The third lesson was in her storytelling—a legacy she passed on to us. Like any true matriarch, she spoke our family's truths with an alto timbre that danced through space and time and will visit us in the days ahead as we grieve. In her stories, we can find light and growth even in darkness. She taught us that wholeness comes from self-reflection, resilience, and the power to shape our own narratives. And just as she did, I’ll carry these stories onward, with darkness and light that we each uniquely shoulder.

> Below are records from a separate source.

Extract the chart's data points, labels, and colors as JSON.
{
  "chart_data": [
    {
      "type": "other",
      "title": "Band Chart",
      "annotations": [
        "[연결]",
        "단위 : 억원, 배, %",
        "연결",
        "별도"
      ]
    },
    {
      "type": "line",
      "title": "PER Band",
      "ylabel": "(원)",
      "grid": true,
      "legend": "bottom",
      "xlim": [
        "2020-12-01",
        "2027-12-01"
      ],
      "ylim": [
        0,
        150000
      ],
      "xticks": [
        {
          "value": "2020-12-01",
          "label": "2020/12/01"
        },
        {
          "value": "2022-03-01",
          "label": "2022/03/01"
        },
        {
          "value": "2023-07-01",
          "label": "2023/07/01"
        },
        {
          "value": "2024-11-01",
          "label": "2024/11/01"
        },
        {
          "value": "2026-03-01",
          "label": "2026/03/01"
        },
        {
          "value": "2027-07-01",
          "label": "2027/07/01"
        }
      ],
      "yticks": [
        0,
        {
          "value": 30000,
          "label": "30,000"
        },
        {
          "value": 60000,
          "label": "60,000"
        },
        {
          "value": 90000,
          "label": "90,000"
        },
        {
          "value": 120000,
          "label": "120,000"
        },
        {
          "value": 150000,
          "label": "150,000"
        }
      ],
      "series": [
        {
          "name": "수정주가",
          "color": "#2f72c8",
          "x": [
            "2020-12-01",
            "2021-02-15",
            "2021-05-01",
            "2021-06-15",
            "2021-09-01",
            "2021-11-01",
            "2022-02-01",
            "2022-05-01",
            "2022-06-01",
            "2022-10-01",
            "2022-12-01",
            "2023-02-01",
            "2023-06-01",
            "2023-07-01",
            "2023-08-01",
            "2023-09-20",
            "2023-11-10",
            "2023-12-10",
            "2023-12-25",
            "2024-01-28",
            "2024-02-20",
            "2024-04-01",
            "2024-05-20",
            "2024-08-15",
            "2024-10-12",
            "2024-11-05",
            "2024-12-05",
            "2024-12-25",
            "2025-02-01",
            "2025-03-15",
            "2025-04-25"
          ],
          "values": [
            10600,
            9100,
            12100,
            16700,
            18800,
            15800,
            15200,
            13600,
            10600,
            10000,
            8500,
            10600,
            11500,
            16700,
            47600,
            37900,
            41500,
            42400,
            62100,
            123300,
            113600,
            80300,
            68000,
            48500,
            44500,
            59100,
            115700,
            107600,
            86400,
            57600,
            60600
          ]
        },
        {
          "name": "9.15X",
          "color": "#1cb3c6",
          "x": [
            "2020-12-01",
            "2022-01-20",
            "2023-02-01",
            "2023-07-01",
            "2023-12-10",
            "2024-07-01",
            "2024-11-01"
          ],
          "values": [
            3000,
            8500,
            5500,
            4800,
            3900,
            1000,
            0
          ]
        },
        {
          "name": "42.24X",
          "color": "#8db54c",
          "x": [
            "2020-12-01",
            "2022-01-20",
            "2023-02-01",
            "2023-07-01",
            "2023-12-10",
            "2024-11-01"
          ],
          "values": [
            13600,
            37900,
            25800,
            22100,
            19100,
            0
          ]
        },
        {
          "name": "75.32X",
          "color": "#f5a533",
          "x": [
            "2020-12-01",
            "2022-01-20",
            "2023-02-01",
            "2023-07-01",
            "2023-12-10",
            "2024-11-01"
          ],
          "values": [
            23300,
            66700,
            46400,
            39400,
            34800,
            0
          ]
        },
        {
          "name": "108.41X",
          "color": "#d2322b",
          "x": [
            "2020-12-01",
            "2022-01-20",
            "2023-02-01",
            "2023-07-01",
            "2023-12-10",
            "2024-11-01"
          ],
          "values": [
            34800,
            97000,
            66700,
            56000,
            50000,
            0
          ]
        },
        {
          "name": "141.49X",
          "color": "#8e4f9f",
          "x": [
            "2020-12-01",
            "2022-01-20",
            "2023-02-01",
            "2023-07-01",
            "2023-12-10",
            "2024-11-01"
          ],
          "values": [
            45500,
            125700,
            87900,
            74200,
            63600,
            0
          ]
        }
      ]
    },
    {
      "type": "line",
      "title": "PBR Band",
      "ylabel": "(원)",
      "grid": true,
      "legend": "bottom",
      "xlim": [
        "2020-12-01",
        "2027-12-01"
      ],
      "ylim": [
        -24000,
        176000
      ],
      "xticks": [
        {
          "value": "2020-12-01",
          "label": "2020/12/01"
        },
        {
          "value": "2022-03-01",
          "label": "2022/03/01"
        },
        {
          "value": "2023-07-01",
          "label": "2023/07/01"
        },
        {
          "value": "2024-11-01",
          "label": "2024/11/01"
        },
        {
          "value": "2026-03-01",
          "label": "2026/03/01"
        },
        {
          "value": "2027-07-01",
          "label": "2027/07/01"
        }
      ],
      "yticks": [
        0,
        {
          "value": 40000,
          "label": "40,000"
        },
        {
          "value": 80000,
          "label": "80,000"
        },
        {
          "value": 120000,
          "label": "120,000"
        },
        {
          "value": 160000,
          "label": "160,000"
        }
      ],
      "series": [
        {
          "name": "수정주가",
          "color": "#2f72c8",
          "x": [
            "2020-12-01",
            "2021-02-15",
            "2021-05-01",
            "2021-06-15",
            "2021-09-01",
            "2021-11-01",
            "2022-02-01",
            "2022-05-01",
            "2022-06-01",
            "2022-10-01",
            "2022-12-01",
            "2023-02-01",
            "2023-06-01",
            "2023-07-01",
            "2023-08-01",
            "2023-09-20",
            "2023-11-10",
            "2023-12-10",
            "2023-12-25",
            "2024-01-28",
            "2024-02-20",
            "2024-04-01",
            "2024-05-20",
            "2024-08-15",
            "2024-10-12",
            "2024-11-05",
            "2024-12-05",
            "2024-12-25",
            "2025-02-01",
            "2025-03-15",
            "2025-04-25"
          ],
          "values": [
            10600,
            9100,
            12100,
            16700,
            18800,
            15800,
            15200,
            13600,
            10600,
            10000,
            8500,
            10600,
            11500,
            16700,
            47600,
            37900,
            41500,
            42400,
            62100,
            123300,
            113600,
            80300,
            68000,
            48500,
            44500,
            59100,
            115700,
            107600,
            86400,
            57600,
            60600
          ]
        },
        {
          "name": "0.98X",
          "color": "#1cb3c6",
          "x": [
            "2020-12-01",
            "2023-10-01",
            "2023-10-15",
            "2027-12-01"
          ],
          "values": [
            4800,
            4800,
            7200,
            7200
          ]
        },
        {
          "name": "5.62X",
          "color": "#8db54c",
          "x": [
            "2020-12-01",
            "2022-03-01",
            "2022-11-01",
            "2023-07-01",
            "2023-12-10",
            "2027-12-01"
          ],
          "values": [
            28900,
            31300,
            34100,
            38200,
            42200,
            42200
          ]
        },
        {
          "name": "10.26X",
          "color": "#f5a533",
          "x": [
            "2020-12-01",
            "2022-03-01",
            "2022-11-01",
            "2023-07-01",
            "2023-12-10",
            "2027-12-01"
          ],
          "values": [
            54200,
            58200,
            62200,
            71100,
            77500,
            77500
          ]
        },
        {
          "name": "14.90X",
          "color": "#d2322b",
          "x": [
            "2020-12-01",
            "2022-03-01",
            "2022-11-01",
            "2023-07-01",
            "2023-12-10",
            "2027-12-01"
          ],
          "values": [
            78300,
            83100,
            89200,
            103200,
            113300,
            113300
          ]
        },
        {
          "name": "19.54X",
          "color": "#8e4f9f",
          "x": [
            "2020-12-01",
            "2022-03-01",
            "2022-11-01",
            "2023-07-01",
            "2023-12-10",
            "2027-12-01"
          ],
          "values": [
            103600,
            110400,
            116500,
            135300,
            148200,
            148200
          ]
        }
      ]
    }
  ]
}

My matriarch was always my greatest champion; now, I’ll be hers. To honor her legacy, not only through my business but through the work I do every day, I will continue helping others overcome the very injustice she fought against. Because of her, we—the generations ahead—have lived richer, fuller lives. Lives filled with love, adventure, and the freedom of choice. Her light has returned to the stars, but we will carry her spirit forward. And when the moon grins down at us, we’ll know she’s sharing one last story—a story of love, laughter, and the unbreakable bond of family that chooses one another through time and space, always.